Background Apolipoprotein E (ApoE) ε4 carriers have a higher risk of developing Alzheimer's disease (AD) and show brain atrophy and cognitive decline even before diagnosis. Objective To predict ApoE ε4 status using gray matter volume (GMV) obtained from magnetic resonance imaging images and demographic data with machine learning (ML) methods. Methods We recruited 74 participants (25 probable AD, 24 amnestic mild cognitive impairment, and 25 cognitively normal older people) with known ApoE genotype (22 ApoE ε4 carriers and 52 noncarriers) and scanned them with three‐dimensional (3D) T1‐weighted (T1W) and 3D double inversion recovery (DIR) sequences. We extracted GMV from regions of interest related to AD pathology and used them as features along with age and mini–mental state examination (MMSE) scores to train different ML models.

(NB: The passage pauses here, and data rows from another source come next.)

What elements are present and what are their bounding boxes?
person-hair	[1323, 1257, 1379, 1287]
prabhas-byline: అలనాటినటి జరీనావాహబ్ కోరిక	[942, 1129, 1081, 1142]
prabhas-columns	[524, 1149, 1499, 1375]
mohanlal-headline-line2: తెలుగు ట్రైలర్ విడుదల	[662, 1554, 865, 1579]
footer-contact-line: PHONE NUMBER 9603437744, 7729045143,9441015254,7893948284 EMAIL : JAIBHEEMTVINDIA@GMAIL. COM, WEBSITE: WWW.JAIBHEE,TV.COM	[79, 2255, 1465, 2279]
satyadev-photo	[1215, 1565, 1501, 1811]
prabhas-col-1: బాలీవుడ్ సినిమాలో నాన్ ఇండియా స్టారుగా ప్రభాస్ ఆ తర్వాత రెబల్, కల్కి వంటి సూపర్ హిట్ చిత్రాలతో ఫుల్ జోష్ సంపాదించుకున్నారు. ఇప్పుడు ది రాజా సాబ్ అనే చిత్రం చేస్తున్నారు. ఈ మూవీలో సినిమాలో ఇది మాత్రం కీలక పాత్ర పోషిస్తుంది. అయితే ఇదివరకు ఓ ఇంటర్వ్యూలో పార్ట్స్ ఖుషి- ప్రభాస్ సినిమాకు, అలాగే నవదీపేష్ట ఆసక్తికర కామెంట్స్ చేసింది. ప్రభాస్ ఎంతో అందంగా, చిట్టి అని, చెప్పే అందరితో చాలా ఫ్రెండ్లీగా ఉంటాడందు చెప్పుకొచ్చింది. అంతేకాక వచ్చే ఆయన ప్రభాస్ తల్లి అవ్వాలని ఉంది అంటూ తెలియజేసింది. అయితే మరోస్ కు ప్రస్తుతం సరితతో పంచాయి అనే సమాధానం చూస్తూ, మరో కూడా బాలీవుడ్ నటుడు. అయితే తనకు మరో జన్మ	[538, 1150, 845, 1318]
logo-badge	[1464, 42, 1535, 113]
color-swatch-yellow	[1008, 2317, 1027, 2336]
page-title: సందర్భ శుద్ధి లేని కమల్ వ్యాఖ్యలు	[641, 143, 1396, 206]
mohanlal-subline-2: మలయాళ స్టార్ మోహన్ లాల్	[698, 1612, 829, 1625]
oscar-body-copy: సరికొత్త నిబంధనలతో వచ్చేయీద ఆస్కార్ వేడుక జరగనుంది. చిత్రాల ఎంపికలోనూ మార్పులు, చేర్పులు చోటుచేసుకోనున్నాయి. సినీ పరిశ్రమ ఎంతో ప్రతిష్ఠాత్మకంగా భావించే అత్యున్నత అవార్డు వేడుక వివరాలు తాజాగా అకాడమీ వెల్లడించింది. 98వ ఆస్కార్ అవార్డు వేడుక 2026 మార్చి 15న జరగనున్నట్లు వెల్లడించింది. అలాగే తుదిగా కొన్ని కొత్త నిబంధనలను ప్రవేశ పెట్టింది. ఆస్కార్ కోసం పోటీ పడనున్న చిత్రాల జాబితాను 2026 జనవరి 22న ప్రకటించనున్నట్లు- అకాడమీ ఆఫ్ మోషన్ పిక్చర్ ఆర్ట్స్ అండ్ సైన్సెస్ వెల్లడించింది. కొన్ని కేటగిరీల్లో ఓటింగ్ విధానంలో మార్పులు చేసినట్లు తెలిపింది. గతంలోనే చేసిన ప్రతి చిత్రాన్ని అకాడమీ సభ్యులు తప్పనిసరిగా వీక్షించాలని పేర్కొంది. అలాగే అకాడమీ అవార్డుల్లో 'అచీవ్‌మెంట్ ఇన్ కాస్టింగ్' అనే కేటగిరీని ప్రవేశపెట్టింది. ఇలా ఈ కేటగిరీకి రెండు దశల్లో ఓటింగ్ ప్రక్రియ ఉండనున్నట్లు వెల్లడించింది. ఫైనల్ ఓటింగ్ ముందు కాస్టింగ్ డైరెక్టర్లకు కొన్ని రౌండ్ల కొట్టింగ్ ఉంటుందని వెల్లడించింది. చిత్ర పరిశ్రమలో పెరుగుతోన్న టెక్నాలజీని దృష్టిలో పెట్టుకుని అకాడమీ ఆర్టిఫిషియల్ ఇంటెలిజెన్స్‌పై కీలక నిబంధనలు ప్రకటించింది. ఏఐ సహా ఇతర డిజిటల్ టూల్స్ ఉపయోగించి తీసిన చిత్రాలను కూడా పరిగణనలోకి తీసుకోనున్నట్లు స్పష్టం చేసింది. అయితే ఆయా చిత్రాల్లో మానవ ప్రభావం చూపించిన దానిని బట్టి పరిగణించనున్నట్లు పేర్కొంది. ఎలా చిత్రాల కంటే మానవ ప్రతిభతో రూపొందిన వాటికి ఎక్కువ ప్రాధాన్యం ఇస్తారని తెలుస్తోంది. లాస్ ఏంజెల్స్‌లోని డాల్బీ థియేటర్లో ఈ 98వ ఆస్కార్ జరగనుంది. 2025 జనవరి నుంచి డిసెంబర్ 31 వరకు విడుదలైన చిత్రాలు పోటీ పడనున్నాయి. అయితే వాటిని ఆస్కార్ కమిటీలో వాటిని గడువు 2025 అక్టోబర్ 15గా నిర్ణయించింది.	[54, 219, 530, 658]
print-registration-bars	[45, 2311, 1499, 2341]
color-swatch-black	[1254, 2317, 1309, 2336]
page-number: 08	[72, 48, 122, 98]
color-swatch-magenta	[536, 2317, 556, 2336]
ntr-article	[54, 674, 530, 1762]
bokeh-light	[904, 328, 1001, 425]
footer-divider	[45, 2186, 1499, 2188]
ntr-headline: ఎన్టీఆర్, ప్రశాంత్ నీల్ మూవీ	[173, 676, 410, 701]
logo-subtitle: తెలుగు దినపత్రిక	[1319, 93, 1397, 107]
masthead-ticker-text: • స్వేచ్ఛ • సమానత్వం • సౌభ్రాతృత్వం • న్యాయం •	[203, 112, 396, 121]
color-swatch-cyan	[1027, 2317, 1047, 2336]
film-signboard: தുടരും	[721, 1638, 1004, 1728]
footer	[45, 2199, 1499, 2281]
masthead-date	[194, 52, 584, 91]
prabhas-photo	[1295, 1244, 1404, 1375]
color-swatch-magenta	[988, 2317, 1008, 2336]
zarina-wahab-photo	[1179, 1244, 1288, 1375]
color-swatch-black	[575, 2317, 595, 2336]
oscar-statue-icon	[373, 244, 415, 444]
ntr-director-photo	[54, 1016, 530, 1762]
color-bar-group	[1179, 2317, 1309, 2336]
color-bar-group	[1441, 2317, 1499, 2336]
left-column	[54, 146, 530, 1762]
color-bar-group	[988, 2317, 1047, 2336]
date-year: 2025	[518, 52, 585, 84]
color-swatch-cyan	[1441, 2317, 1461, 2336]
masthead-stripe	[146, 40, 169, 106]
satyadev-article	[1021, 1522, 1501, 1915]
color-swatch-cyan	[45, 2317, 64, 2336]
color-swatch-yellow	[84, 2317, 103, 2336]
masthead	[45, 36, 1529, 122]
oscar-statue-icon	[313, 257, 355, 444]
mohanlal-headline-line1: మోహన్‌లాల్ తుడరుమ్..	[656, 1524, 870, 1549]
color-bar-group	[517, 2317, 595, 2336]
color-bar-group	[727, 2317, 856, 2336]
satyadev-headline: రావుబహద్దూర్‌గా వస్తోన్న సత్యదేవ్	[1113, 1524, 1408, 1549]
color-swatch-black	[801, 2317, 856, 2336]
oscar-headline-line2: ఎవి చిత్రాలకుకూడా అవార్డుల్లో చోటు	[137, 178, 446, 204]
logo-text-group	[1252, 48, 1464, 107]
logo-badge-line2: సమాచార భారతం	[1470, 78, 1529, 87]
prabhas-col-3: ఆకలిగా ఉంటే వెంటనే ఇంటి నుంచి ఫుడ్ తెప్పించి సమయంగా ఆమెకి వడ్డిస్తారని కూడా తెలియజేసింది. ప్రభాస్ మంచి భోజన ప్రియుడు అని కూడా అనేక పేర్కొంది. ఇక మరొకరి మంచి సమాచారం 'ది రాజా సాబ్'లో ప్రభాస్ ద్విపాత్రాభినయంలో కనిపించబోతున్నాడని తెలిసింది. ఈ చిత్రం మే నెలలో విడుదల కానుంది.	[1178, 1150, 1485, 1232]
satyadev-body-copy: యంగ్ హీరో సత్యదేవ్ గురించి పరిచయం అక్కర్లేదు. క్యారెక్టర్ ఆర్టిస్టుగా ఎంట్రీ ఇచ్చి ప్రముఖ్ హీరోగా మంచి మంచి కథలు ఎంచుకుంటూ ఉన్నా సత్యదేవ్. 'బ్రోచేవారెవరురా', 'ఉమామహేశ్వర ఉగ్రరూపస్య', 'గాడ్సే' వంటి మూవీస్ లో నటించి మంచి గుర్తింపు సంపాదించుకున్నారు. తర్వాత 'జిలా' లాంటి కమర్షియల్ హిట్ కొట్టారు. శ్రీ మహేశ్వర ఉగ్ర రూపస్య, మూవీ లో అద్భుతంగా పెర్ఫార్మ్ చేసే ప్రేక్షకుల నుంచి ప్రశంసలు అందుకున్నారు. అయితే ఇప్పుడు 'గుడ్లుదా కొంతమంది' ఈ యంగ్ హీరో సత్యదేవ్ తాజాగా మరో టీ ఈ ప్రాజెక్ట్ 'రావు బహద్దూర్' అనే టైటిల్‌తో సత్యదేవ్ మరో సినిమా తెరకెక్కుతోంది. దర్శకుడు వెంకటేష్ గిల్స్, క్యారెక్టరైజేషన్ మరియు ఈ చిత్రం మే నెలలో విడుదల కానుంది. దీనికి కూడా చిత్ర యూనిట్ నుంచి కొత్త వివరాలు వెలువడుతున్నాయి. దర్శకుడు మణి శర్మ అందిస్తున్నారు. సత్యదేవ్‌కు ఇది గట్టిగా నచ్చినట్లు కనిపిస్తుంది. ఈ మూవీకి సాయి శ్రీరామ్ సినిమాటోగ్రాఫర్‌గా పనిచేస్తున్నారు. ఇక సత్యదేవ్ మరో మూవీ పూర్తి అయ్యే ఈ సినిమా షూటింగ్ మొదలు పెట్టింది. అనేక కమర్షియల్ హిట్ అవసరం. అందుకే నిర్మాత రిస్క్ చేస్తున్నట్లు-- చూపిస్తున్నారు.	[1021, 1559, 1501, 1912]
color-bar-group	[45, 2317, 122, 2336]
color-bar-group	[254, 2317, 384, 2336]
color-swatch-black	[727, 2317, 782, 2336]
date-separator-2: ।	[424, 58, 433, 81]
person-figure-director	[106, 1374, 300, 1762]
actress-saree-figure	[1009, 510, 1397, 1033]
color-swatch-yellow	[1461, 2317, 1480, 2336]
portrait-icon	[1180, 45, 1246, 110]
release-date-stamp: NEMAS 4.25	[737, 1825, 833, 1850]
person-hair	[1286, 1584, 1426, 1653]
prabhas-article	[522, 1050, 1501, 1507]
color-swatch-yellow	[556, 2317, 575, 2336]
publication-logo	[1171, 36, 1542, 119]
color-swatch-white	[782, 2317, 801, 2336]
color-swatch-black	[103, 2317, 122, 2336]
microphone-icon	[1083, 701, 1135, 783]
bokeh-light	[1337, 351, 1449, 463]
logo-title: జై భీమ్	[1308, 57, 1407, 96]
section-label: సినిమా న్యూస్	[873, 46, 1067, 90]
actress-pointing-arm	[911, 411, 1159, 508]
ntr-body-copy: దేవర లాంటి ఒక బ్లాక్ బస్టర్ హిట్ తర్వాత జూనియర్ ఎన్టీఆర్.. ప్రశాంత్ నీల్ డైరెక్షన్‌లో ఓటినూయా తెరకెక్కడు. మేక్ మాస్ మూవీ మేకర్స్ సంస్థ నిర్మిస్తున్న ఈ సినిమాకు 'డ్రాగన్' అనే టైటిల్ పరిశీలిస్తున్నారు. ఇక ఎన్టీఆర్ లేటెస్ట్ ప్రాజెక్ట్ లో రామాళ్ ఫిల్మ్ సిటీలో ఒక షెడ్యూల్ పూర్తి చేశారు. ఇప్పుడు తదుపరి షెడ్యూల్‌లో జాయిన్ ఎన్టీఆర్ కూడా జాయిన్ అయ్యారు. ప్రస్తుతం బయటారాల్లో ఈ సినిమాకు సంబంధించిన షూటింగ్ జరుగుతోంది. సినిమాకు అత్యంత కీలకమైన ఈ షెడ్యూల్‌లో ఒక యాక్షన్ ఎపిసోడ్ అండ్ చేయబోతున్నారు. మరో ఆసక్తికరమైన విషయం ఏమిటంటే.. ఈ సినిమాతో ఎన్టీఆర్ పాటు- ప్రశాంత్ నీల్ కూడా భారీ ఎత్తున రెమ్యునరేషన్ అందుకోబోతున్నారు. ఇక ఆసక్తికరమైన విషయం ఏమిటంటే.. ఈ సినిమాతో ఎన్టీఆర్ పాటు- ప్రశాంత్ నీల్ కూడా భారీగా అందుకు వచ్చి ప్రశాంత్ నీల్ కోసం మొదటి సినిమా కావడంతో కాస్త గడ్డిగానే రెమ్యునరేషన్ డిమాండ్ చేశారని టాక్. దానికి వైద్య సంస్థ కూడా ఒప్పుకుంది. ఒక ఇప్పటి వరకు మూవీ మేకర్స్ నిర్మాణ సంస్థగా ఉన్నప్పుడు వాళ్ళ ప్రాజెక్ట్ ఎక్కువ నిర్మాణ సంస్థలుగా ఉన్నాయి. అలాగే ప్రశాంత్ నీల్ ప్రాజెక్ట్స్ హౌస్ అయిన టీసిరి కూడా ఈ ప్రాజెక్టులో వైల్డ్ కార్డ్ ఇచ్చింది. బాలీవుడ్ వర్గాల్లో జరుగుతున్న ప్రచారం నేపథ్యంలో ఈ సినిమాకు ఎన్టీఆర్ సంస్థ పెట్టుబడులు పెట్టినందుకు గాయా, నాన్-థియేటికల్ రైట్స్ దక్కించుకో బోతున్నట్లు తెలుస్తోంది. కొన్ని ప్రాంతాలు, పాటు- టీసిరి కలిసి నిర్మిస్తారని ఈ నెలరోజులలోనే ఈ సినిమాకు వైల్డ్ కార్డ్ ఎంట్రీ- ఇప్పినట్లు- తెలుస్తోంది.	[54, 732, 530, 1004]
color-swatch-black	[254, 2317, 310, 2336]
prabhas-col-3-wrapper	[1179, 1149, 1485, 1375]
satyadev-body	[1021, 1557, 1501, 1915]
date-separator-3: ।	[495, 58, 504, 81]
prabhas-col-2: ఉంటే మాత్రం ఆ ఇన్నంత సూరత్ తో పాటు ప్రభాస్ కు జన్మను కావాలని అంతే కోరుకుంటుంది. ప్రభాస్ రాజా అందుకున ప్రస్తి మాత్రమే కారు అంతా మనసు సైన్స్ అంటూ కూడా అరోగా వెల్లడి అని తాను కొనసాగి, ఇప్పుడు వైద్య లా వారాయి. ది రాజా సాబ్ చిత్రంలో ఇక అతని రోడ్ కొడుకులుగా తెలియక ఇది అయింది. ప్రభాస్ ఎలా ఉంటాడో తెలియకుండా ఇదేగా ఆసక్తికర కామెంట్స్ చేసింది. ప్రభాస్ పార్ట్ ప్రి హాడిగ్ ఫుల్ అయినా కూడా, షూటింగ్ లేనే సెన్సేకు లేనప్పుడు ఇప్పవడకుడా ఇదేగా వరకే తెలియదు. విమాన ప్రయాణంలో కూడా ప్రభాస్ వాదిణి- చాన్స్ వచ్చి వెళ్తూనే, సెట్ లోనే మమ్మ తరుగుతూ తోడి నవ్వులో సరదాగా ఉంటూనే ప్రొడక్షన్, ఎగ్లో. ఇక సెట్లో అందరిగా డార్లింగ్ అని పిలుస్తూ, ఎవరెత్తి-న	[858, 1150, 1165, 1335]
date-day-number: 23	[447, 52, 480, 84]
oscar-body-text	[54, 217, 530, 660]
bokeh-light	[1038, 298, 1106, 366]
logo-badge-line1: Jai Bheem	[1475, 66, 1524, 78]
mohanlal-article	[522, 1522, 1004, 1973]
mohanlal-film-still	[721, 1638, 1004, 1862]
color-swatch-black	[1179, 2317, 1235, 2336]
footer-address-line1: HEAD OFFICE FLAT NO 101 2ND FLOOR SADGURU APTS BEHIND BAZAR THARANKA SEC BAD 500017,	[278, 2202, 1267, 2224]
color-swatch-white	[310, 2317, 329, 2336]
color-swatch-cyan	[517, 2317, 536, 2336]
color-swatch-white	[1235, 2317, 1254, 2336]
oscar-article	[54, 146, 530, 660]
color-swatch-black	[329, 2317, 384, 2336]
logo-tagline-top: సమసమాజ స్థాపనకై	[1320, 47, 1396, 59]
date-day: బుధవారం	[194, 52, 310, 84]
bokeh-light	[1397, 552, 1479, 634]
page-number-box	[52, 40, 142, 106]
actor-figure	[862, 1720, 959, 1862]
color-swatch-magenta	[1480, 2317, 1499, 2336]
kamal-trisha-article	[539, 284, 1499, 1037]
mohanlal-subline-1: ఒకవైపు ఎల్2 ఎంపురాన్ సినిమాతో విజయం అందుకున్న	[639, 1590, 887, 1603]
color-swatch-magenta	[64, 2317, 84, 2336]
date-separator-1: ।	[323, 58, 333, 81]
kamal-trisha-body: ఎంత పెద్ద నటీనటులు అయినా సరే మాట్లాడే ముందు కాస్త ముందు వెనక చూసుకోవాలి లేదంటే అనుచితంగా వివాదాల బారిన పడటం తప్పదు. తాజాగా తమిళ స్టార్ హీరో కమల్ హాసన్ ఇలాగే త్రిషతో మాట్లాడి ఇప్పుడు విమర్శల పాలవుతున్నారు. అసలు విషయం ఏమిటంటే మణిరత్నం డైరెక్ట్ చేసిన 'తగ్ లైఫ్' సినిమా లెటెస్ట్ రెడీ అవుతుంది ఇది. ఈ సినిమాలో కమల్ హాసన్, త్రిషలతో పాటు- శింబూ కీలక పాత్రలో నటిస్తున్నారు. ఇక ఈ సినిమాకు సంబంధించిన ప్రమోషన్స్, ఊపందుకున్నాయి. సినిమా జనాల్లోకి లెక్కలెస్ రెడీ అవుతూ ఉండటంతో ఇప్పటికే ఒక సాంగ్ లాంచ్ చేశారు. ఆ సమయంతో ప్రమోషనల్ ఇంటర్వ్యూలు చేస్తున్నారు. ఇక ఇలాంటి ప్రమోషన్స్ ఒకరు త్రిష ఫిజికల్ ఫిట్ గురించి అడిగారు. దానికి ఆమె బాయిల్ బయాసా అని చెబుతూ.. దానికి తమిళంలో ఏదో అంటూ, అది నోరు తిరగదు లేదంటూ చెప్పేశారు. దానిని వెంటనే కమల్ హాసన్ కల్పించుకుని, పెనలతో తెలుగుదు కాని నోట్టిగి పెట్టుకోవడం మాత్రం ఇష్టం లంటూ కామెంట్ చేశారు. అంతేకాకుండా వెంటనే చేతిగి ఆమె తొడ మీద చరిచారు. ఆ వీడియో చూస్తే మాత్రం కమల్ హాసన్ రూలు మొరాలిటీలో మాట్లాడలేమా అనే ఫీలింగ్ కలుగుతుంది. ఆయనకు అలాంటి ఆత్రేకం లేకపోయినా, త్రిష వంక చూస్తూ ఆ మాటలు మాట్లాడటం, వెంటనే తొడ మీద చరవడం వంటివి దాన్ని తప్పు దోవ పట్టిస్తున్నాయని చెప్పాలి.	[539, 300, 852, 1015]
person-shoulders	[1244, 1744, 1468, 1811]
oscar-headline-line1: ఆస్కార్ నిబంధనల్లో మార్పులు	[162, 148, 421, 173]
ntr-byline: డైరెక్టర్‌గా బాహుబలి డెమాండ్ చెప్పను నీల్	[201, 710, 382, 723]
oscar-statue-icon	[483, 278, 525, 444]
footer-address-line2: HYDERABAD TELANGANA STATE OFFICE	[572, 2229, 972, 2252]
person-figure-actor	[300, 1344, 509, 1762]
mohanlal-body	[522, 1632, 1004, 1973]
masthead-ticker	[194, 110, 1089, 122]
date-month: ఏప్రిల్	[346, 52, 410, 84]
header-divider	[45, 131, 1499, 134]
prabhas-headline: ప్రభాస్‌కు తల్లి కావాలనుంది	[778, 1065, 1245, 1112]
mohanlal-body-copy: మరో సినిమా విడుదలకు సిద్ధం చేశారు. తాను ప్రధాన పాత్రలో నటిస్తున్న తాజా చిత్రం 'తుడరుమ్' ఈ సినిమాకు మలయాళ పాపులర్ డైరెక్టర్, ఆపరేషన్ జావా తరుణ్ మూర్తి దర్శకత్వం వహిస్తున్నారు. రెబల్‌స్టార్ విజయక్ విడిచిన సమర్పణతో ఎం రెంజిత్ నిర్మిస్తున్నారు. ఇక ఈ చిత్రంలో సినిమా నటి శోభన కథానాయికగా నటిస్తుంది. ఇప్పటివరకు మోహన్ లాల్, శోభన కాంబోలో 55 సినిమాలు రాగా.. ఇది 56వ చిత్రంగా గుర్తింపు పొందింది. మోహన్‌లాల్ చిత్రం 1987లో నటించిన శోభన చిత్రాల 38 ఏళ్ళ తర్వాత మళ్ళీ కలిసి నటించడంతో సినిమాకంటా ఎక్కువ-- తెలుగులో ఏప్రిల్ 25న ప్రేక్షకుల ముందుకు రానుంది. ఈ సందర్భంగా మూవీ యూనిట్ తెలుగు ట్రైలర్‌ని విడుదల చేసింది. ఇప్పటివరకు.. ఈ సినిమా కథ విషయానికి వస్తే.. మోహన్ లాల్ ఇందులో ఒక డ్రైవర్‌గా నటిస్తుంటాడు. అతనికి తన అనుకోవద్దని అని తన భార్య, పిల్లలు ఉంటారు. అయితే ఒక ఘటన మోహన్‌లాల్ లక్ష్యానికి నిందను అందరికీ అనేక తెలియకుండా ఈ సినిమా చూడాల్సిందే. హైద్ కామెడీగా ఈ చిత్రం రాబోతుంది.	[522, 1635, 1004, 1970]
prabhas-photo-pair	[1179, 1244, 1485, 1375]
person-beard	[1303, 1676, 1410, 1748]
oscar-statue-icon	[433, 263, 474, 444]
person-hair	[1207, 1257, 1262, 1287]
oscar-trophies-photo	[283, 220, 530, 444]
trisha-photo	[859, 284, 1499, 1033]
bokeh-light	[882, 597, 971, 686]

We performed both receiver operating characteristic curve analysis and the prediction analysis of the ApoE ε4 carrier with different ML models. Results The best model of ML analyses was a cubic support vector machine (SVM3) that used age, the MMSE score, and DIR GMVs at the amygdala, hippocampus, and precuneus as features (AUC = .88). This model outperformed models using T1W GMV or demographic data alone. Conclusion Our results suggest that brain atrophy with DIR GMV and cognitive decline with aging can be useful biomarkers for predicting ApoE ε4 status and identifying individuals at risk of AD progression. The ApoE ε4 genotype might be carried by an elderly participant with a low MMSE score and GMV reduction in the amygdala and hippocampus. This result is important to identify individuals who have a high risk for AD progression in the future.